Thackeray kept a safe distance from the violence but played a pivotal role with his writing in his newspaper Saamna and pro-Hindutva Navakal. The Srikrishna Commission noted that these papers had carried "communally inciting propaganda" for days. On January 1, 1993, for instance, Saamna carried an article headlined, 'Hindunni Akramak Vhayala Have' (Hindus must also become aggressive now). Sena leaders planned attacks and led rampaging Sainiks. "Shiv Sena pramukh Bal Thackeray," the Srikrishna Commission report states, "…like a veteran General, commanded his loyal Shiv Sainiks to retaliate by organised attacks against Muslims." Thackeray refused to appear or respond to notices issued by the Commission.

Eyewitnesses and journalists who testified to the Commission were abused, hounded, and threatened, often on the pages of Saamna. Journalist Yuvraj Mohite recalls: "I heard Balasaheb direct his men on phone, saying 'not a single landya (circumcised person) should survive to give oral evidence'. He also told someone to send then additional commissioner AA Khan "to Allah's home". In my cross-examination, they tried hard to disprove this." When the Babri Masjid dome was felled, and BJP leaders had attempted to shrug off responsibility, Thackeray had declared: "If any of my boys have done it, I am proud of them."

On December 6 and 7 1992, groups of Shiv Sainiks out on "victory processions to celebrate" the demolition of the Babri Masjid clashed with groups of angry Muslims out to protest it. The police, caught on the backfoot, adopted a shoot-to-kill policy. Sainiks organised "maha aartis" in temples which spilled onto the streets (to counter namaz on the streets) and left a trail of attacks on Muslim establishments. Violence peaked for four days in January. The Mumbai Police, the Commission noted, displayed its communal bias and subversion by the Sena: "incidents of violence, looting went on unchecked."
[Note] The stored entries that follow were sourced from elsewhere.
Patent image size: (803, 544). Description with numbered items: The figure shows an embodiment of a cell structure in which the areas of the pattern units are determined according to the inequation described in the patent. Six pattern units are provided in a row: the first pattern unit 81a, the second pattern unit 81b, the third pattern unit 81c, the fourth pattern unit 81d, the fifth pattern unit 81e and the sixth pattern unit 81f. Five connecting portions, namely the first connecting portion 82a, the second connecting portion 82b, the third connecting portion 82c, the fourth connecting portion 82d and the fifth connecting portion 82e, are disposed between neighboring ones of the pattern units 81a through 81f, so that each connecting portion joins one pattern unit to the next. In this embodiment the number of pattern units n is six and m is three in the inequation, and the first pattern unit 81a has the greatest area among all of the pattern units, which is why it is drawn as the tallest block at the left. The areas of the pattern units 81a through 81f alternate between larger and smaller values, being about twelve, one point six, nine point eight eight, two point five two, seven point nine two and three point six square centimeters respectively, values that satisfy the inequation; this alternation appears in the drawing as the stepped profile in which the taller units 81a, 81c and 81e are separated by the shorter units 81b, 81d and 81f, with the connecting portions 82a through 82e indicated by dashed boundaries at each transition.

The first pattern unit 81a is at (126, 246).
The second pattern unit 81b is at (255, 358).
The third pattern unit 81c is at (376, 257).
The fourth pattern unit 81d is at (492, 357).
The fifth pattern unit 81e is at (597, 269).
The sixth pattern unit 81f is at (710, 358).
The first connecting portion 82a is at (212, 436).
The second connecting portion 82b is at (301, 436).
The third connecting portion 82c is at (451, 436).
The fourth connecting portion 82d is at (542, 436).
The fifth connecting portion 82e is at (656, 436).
Mumbai had changed, forever. Thackeray had dealt his beloved city a double whammy: a trail of communal violence and a compromised police force. He escaped legal culpability, because either the state government did not sanction his prosecution, or the Sena-BJP government withdrew sanction given by its predecessor Congress government, or by managing a farcical "arrest" at the Mayor's bungalow nearly ten years later. The apex court came down heavily on him, but he remained unrepentant.